Bu özetten bir şey anlamadınız kuşkusuz... Ama filmden de daha fazlasını çıkarmak olanaksız. Marvel artık asıl malzeme, yani asıl ilgi görmüş büyük romanlar tükendiğinden, deposunun dibini kazıyor. Bu kez Dan Abnett- Andy Lanning ikilisinin köşede kalmış bir çizgi-romanını uyarlıyor.
Ve işin başına yazar-yönetmen, daha önce Slither- Yaratıklar, Super gibi doyurmayan filmler yönetmiş olan bugün 44 yaşında (1970 doğumlu) James Gunn geçiyor.
Sonuç? Bitmek bilmeyen (tam iki saat!), adım başı bir özel efekte dayanan (filmin tek başarılı yanı), ne olup bittiğinin anlaşılması zorsa da zaten önem taşımayan çocukça bir avantür. Kimi genç oyuncular enerjiyle işlerine asılıyor. Ama Zoe Saldana’yı bu denli sevimsiz yapmayı, Glenn Close’u bir ‘karikatür teyze’ye dönüştürmeyi, Benicio del Toro’yu tanınmaz hale getirmeyi nasıl başarmışlar? Ayrıca sık sık adı geçen Kevin Bacon’un ise, bir dönemin gözde dans filmi Footloose nedeniyle anıldığını dikkat etmezseniz kaçırabilirsiniz!..

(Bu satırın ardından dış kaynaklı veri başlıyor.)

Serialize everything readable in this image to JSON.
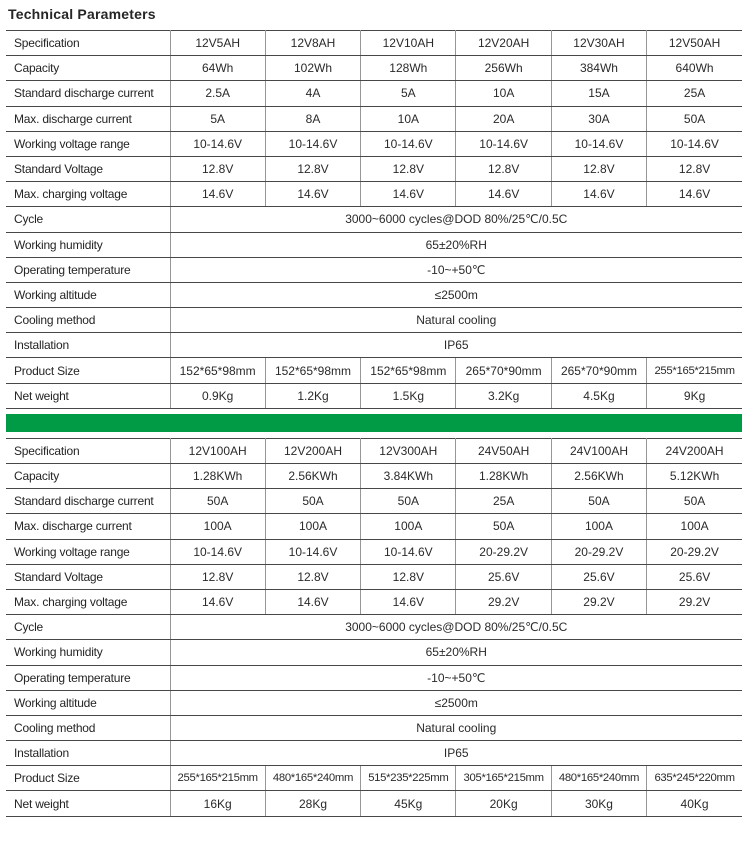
{
  "page_title": "Technical Parameters",
  "colors": {
    "divider_green": "#009B44",
    "horizontal_rule": "#474747",
    "vertical_rule": "#979797"
  },
  "tables": [
    {
      "name": "technical-parameters-small-models",
      "rows": [
        {
          "label": "Specification",
          "values": [
            "12V5AH",
            "12V8AH",
            "12V10AH",
            "12V20AH",
            "12V30AH",
            "12V50AH"
          ]
        },
        {
          "label": "Capacity",
          "values": [
            "64Wh",
            "102Wh",
            "128Wh",
            "256Wh",
            "384Wh",
            "640Wh"
          ]
        },
        {
          "label": "Standard discharge current",
          "values": [
            "2.5A",
            "4A",
            "5A",
            "10A",
            "15A",
            "25A"
          ]
        },
        {
          "label": "Max. discharge current",
          "values": [
            "5A",
            "8A",
            "10A",
            "20A",
            "30A",
            "50A"
          ]
        },
        {
          "label": "Working voltage range",
          "values": [
            "10-14.6V",
            "10-14.6V",
            "10-14.6V",
            "10-14.6V",
            "10-14.6V",
            "10-14.6V"
          ]
        },
        {
          "label": "Standard Voltage",
          "values": [
            "12.8V",
            "12.8V",
            "12.8V",
            "12.8V",
            "12.8V",
            "12.8V"
          ]
        },
        {
          "label": "Max. charging voltage",
          "values": [
            "14.6V",
            "14.6V",
            "14.6V",
            "14.6V",
            "14.6V",
            "14.6V"
          ]
        },
        {
          "label": "Cycle",
          "merged": "3000~6000 cycles@DOD 80%/25℃/0.5C"
        },
        {
          "label": "Working humidity",
          "merged": "65±20%RH"
        },
        {
          "label": "Operating temperature",
          "merged": "-10~+50℃"
        },
        {
          "label": "Working altitude",
          "merged": "≤2500m"
        },
        {
          "label": "Cooling method",
          "merged": "Natural cooling"
        },
        {
          "label": "Installation",
          "merged": "IP65"
        },
        {
          "label": "Product Size",
          "values": [
            "152*65*98mm",
            "152*65*98mm",
            "152*65*98mm",
            "265*70*90mm",
            "265*70*90mm",
            "255*165*215mm"
          ]
        },
        {
          "label": "Net weight",
          "values": [
            "0.9Kg",
            "1.2Kg",
            "1.5Kg",
            "3.2Kg",
            "4.5Kg",
            "9Kg"
          ]
        }
      ]
    },
    {
      "name": "technical-parameters-large-models",
      "rows": [
        {
          "label": "Specification",
          "values": [
            "12V100AH",
            "12V200AH",
            "12V300AH",
            "24V50AH",
            "24V100AH",
            "24V200AH"
          ]
        },
        {
          "label": "Capacity",
          "values": [
            "1.28KWh",
            "2.56KWh",
            "3.84KWh",
            "1.28KWh",
            "2.56KWh",
            "5.12KWh"
          ]
        },
        {
          "label": "Standard discharge current",
          "values": [
            "50A",
            "50A",
            "50A",
            "25A",
            "50A",
            "50A"
          ]
        },
        {
          "label": "Max. discharge current",
          "values": [
            "100A",
            "100A",
            "100A",
            "50A",
            "100A",
            "100A"
          ]
        },
        {
          "label": "Working voltage range",
          "values": [
            "10-14.6V",
            "10-14.6V",
            "10-14.6V",
            "20-29.2V",
            "20-29.2V",
            "20-29.2V"
          ]
        },
        {
          "label": "Standard Voltage",
          "values": [
            "12.8V",
            "12.8V",
            "12.8V",
            "25.6V",
            "25.6V",
            "25.6V"
          ]
        },
        {
          "label": "Max. charging voltage",
          "values": [
            "14.6V",
            "14.6V",
            "14.6V",
            "29.2V",
            "29.2V",
            "29.2V"
          ]
        },
        {
          "label": "Cycle",
          "merged": "3000~6000 cycles@DOD 80%/25℃/0.5C"
        },
        {
          "label": "Working humidity",
          "merged": "65±20%RH"
        },
        {
          "label": "Operating temperature",
          "merged": "-10~+50℃"
        },
        {
          "label": "Working altitude",
          "merged": "≤2500m"
        },
        {
          "label": "Cooling method",
          "merged": "Natural cooling"
        },
        {
          "label": "Installation",
          "merged": "IP65"
        },
        {
          "label": "Product Size",
          "values": [
            "255*165*215mm",
            "480*165*240mm",
            "515*235*225mm",
            "305*165*215mm",
            "480*165*240mm",
            "635*245*220mm"
          ]
        },
        {
          "label": "Net weight",
          "values": [
            "16Kg",
            "28Kg",
            "45Kg",
            "20Kg",
            "30Kg",
            "40Kg"
          ]
        }
      ]
    }
  ]
}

Bir de insan şaşıyor: genç sinemaseverlerin gözdesi, hap gibi yargıları ve popüler eğilimleriyle izlenen imdb sitesi, birkaç gün önce baktığımda filme 10 üzerinden 8.8 vermişti. Şimdi 9 olmuş. Ama henüz gösterilmeyen film üzerine tek bir eleştiri yok, bir cümle bile…
Peki ama kimse görmediyse, o yüksek puan nereden çıkıyor? Yoksa büyük şirketlerin, özellikle böyle popüler (olması beklenen) ‘yaz filmleri’ için özel bir ikna politikası mı var?. .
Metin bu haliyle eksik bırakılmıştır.